Problem

Verify all the assertions in Example 2.28

Solution

  1. Any vector $(x_1, x_2, \dots, x_n) \in \mathbb{F}^n$ can be written as a linear combination of the given list as such $(x_1, x_2, \dots, x_n) = x_1(1,0,\dots,0) + x_2(0,1,0,\dots,0) + \dots + x_n(0,\dots,0,1)$, therefore the list spans $\mathbb{F}^n$. The list is also clearly linearly independent and therefore a basis.

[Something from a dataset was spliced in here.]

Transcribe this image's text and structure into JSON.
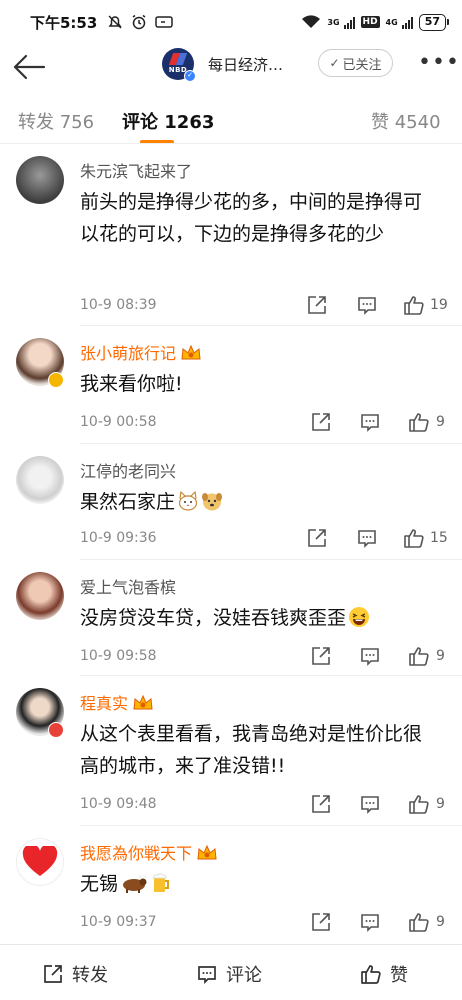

  2. The list $(1,2), (3,5)$ is a basis of $\mathbb{F}^2$ because any vector $(x,y)$ can be written as a linear combination of $(1,2), (3,5)$ as such $(x,y) = (3y - 5x)(1,2) + (2x - y)(3,5)$, also $(1,0),(0,1)$ is a basis of $\mathbb{F}^2$ by (1), therefore by theorem 2.23 the list $(1,2), (3,5)$ must be linearly independent.

  3. $a_1(1,2,-4) + a_2(7,-5,6) = 0$ implies $a_1 = -7a_2$ by the first coordinate and therefore by the second coordinate $0 = 2a_1 - 5a_2 = -19a_2$ implying $a_2 = 0$ and therefore $a_1 = 0$. Therefore $(1,2,-4), (7,-5,6)$ is a linearly independent list in $\mathbb{F}^3$. The list $(1,0,0), (0,1,0), (0,0,1)$ is the standard basis of $\mathbb{F}^3$ and by theorem 2.23 the list $(1,2,-4), (7,-5,6)$ can therefore not be a spanning list and by extension a basis.

  4. By (2) we know that the list $(1,2), (3,5)$ spans $\mathbb{F}^2$ and therefore so will $(1,2), (3,5), (4,13)$, but the list $(1,0),(0,1)$ is a basis for $\mathbb{F}^2$ by (1) and therefore by theorem 2.23, the list $(1,2), (3,5), (4,13)$ will be linearly dependent.

  5. Any vector $(x,x,y)$ in the given set can be uniquely written as the linear combination $x(1,1,0) + y(0,0,1)$ and by theorem 2.29, the list $(1,1,0), (0,0,1)$ must therefore be a basis for the given set.

  6. The given vector space is $\lbrace (x,y,-x-y) | x,y \in \mathbb{F} \rbrace$ and since any vector $(x,y,-x-y)$ in the vector space can be uniquely written as $x(1,0,-1) + y(0,1,-1)$ and therefore by theorem 2.29, the list $(1,0,-1),(0,1,-1)$ is a basis for the given vector space.

  7. Any polynomial $p(z) \in \mathcal{P}_m(\mathbb{F})$ can be written uniquely in terms of the given list as such $a_0 \cdot 1 + a_1z + \dots + a_mz^m$, therefore by theorem 2.29 the list $1,z,z^2,\dots,z^m$ is a basis for $\mathcal{P}_m(\mathbb{F})$.